I know its possible but in 99.99% cases it wont work so just said it wont work.
 
:lol: except it will work? Clearly the OP knows it will - hence he's asking & even pointed out it's with Dx12.

I agree, 99+% of the time it's pointless, but it's better to explain that than to simply claim "it won't work", as that's just not true.
 
OP, I'm the one who was agreeing with you :lol:. I know it *can* work.

What I'm saying though, is it's a bit of a waste at the moment - you're ahead of the curve.

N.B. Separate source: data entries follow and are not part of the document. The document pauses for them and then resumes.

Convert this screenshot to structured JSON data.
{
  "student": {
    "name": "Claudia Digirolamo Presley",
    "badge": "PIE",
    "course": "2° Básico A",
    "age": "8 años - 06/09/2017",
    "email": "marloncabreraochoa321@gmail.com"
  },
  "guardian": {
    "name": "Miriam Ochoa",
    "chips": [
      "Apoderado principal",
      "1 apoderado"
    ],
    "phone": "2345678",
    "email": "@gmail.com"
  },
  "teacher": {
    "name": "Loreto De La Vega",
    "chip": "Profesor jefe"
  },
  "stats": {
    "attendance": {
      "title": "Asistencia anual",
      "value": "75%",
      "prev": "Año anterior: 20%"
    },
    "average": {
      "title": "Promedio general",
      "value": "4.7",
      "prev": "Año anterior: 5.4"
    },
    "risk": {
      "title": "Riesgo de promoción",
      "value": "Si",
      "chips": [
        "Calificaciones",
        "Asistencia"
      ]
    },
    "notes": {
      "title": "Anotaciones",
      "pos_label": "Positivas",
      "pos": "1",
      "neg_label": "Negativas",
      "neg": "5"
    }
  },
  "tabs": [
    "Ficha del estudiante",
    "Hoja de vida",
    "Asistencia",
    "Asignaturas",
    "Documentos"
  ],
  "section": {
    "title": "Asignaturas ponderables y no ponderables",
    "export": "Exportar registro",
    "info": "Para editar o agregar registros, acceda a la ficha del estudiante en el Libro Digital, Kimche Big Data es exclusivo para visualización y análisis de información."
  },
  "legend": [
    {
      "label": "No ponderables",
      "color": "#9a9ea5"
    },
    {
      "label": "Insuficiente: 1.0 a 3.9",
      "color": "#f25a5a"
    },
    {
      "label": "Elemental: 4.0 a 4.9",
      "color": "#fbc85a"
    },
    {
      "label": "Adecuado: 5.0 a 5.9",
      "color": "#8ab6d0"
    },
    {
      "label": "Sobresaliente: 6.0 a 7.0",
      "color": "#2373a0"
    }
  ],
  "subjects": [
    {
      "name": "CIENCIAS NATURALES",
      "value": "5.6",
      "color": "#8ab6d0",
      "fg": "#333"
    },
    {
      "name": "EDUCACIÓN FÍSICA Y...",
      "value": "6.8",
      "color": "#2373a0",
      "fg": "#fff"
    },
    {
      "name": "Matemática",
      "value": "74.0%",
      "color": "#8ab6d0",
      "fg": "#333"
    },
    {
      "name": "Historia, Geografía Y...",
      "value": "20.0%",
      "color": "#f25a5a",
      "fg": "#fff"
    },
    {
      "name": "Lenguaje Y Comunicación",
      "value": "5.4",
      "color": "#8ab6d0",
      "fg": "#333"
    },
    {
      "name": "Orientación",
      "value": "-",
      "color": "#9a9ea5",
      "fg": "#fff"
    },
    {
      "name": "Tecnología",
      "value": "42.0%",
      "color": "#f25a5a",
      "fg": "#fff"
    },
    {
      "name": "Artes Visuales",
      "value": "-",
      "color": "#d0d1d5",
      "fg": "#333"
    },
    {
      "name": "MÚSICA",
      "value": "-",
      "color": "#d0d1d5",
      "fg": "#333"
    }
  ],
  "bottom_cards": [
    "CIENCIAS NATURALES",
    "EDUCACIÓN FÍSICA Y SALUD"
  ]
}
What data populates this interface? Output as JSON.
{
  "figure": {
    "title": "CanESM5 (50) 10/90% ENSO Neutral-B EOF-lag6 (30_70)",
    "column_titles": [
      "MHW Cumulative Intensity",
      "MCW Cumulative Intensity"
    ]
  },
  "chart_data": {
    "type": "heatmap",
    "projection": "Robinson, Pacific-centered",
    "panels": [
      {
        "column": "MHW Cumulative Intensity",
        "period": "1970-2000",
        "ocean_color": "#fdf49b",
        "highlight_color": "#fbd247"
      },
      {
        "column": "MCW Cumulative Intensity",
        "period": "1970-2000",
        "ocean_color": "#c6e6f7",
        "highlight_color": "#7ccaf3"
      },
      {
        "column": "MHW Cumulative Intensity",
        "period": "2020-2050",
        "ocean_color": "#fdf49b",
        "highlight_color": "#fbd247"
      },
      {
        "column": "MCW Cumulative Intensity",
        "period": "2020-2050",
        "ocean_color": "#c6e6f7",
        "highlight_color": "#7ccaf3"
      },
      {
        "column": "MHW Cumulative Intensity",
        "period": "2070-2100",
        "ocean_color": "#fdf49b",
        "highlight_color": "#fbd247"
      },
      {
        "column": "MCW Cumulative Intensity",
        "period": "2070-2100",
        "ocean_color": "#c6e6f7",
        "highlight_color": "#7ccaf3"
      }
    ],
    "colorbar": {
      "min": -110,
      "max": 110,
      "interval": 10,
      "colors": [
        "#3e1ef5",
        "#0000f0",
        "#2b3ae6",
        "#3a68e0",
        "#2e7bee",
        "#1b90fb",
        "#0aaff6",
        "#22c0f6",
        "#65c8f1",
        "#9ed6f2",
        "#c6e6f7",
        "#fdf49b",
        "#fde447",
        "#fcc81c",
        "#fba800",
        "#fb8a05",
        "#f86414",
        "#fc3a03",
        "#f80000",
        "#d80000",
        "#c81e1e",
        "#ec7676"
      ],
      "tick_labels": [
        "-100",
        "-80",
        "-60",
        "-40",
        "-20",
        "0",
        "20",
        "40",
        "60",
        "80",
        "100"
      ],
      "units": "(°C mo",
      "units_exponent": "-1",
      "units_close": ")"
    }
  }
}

Currently, very few games (i believe only Ashes of the Singularity) support it. Therefor, you'd be keeping a 290X around waiting for the day you could use them both in tandem. Realistically, a 1080 is more than enough for most people in 2016/17.

If, in future EMA takes off & is fully supported, I would hazard a guess than it'll be so far in the future a 290X won't be particularly viable (could be wrong though, but full-scape EMA support ain't happening in 2017)
 


Thank you for your response haha, I got a little confused, so I wasn't sure if you were agreeing or disagreeing, but I see the valid point you're making. By the time it's useful to be able to use them both they'll probably be better GPU's out there anyway. By the way my current set up, what do you think of it? I can run literally most games on max setting I just have over heating issues, and my CPU and GPU are not overclocked and I'm on stock fans.
 
Yeah, you got it now.

An 8350 is still a pretty viable CPU, and since you already have it & it's doing what you want, there's really no rush to replace it.

As for the cooling aspect, if it's affecting both CPU & GPU, you likely have some case airflow issues that can be addressed.
An aftermarket CPU cooler is an easy replacement (and cheap!), but you probably have some problems overall as far as case airflow.
 
Solution
Yup - what barty says.

Your general components are good quality.
Just the 290x (irregardless of brand) has always been a hot running card.
Insufficient case airflow & a stock amd cooler are always going to result in bad temps atcthe end of the day.